Rick Hurst Web Developer in Bristol, UK



I’ve just returned from a Silverlight seminar/ workshop run by Mason Zimbler, where I was lucky enough to be one of a few Bristol freelancers invited to attend. This wasn’t a Silverlight evangelism seminar, but rather a practical hands on seminar that introduced the Expression suite of software (Design, Blend and Encoder) and some basic tasks using each piece of software. Having said that, we were able to discuss the all important question that always crops up for Silverlight – why would you use it rather than Flash?

I haven’t done a recent side by side comparison, and I don’t want to risk inviting a flame war from MS averse developers and fans of Flash, but Silverlight certainly has a few nice features, that weren’t in flash last time I looked. Notably it has excellent HD video streaming and handling, including a really nice video fill feature where multiple movies can be efficiently rendered at runtime into other (skewed, flipped, animated, reflected) containers from a single source movie, and I love the uncompiled nature and the fact that it uses XML (XAML) and javascript for scripting, and can integrate seamlessly with the DOM.

Downsides of course – the development tools are MS only, and even with Microsoft’s pervasiveness it is going to take a while for the critical mass to install the browser plugin – currently available for a handful of browsers for PC and Mac, not yet (ever?) for linux.

I was hoping to see a few more components provided in the box for common functionality such as form fields. I was under the impression that Microsoft would try to take advantage of silverlight’s .net underpinnings and sell Silverlight to hordes of Visual Studio developers by creating a library of form elements like you would find in a typical visual studio project. Third party components do exist, but I was surprised not to see it built into Blend.

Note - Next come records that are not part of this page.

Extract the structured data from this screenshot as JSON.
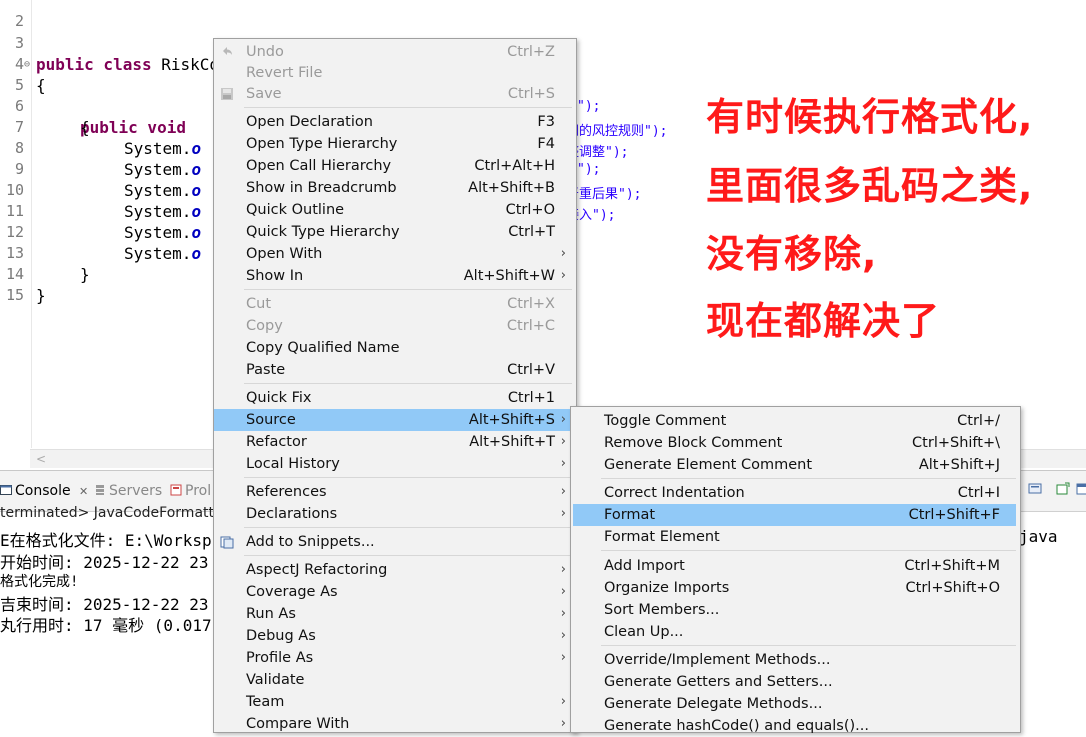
{
  "editor": {
    "top_line_number": "2",
    "lines": [
      {
        "num": "3",
        "kw": "public class",
        "text": " RiskControlChallenges"
      },
      {
        "num": "4",
        "text": "{"
      },
      {
        "num": "5",
        "kw": "public void",
        "text": ""
      },
      {
        "num": "6",
        "text": "{"
      },
      {
        "num": "7",
        "text": "System.",
        "fld": "o"
      },
      {
        "num": "8",
        "text": "System.",
        "fld": "o"
      },
      {
        "num": "9",
        "text": "System.",
        "fld": "o"
      },
      {
        "num": "10",
        "text": "System.",
        "fld": "o"
      },
      {
        "num": "11",
        "text": "System.",
        "fld": "o"
      },
      {
        "num": "12",
        "text": "System.",
        "fld": "o"
      },
      {
        "num": "13",
        "text": "}"
      },
      {
        "num": "14",
        "text": "}"
      },
      {
        "num": "15",
        "text": ""
      }
    ],
    "string_fragments": [
      "\");",
      "同的风控规则\");",
      "整调整\");",
      "\");",
      "严重后果\");",
      "接入\");"
    ]
  },
  "console": {
    "tabs": [
      {
        "label": "Console",
        "close": "✕"
      },
      {
        "label": "Servers"
      },
      {
        "label": "Prol"
      }
    ],
    "terminated": "terminated> JavaCodeFormatte",
    "output_lines": [
      "E在格式化文件: E:\\Worksp",
      "开始时间: 2025-12-22 23",
      "格式化完成!",
      "吉束时间: 2025-12-22 23",
      "丸行用时: 17 毫秒 (0.017"
    ],
    "right_fragment": "java"
  },
  "context_menu": {
    "items": [
      {
        "label": "Undo",
        "shortcut": "Ctrl+Z",
        "disabled": true,
        "icon": "undo-icon"
      },
      {
        "label": "Revert File",
        "shortcut": "",
        "disabled": true
      },
      {
        "label": "Save",
        "shortcut": "Ctrl+S",
        "disabled": true,
        "icon": "save-icon"
      },
      {
        "label": "Open Declaration",
        "shortcut": "F3"
      },
      {
        "label": "Open Type Hierarchy",
        "shortcut": "F4"
      },
      {
        "label": "Open Call Hierarchy",
        "shortcut": "Ctrl+Alt+H"
      },
      {
        "label": "Show in Breadcrumb",
        "shortcut": "Alt+Shift+B"
      },
      {
        "label": "Quick Outline",
        "shortcut": "Ctrl+O"
      },
      {
        "label": "Quick Type Hierarchy",
        "shortcut": "Ctrl+T"
      },
      {
        "label": "Open With",
        "shortcut": "",
        "submenu": true
      },
      {
        "label": "Show In",
        "shortcut": "Alt+Shift+W",
        "submenu": true
      },
      {
        "label": "Cut",
        "shortcut": "Ctrl+X",
        "disabled": true
      },
      {
        "label": "Copy",
        "shortcut": "Ctrl+C",
        "disabled": true
      },
      {
        "label": "Copy Qualified Name",
        "shortcut": ""
      },
      {
        "label": "Paste",
        "shortcut": "Ctrl+V"
      },
      {
        "label": "Quick Fix",
        "shortcut": "Ctrl+1"
      },
      {
        "label": "Source",
        "shortcut": "Alt+Shift+S",
        "submenu": true,
        "highlight": true
      },
      {
        "label": "Refactor",
        "shortcut": "Alt+Shift+T",
        "submenu": true
      },
      {
        "label": "Local History",
        "shortcut": "",
        "submenu": true
      },
      {
        "label": "References",
        "shortcut": "",
        "submenu": true
      },
      {
        "label": "Declarations",
        "shortcut": "",
        "submenu": true
      },
      {
        "label": "Add to Snippets...",
        "shortcut": "",
        "icon": "snippet-icon"
      },
      {
        "label": "AspectJ Refactoring",
        "shortcut": "",
        "submenu": true
      },
      {
        "label": "Coverage As",
        "shortcut": "",
        "submenu": true
      },
      {
        "label": "Run As",
        "shortcut": "",
        "submenu": true
      },
      {
        "label": "Debug As",
        "shortcut": "",
        "submenu": true
      },
      {
        "label": "Profile As",
        "shortcut": "",
        "submenu": true
      },
      {
        "label": "Validate",
        "shortcut": ""
      },
      {
        "label": "Team",
        "shortcut": "",
        "submenu": true
      },
      {
        "label": "Compare With",
        "shortcut": "",
        "submenu": true
      }
    ],
    "submenu_arrow": "›"
  },
  "source_submenu": {
    "items": [
      {
        "label": "Toggle Comment",
        "shortcut": "Ctrl+/"
      },
      {
        "label": "Remove Block Comment",
        "shortcut": "Ctrl+Shift+\\"
      },
      {
        "label": "Generate Element Comment",
        "shortcut": "Alt+Shift+J"
      },
      {
        "label": "Correct Indentation",
        "shortcut": "Ctrl+I"
      },
      {
        "label": "Format",
        "shortcut": "Ctrl+Shift+F",
        "highlight": true
      },
      {
        "label": "Format Element",
        "shortcut": ""
      },
      {
        "label": "Add Import",
        "shortcut": "Ctrl+Shift+M"
      },
      {
        "label": "Organize Imports",
        "shortcut": "Ctrl+Shift+O"
      },
      {
        "label": "Sort Members...",
        "shortcut": ""
      },
      {
        "label": "Clean Up...",
        "shortcut": ""
      },
      {
        "label": "Override/Implement Methods...",
        "shortcut": ""
      },
      {
        "label": "Generate Getters and Setters...",
        "shortcut": ""
      },
      {
        "label": "Generate Delegate Methods...",
        "shortcut": ""
      },
      {
        "label": "Generate hashCode() and equals()...",
        "shortcut": ""
      }
    ]
  },
  "annotation": {
    "lines": [
      "有时候执行格式化,",
      "里面很多乱码之类,",
      "没有移除,",
      "现在都解决了"
    ],
    "color": "#ff1a1a"
  }
}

Overall impression: it’s actually pretty good. If it wasn’t for the MS-only tools (and .net hosting to take full advantage of the features?) i’d be pretty enthusiastic about it. Being platform agnostic, I will certainly install the Expression suite trial (180 days), and experiment with it further. The “Design” program alone may make a decent cheap alternative to photoshop/ fireworks, but that’s not such a big deal – i’m more interested in the DOM interaction aspect, and the fact that I can use my JavaScript knowledge to create rich media interaction.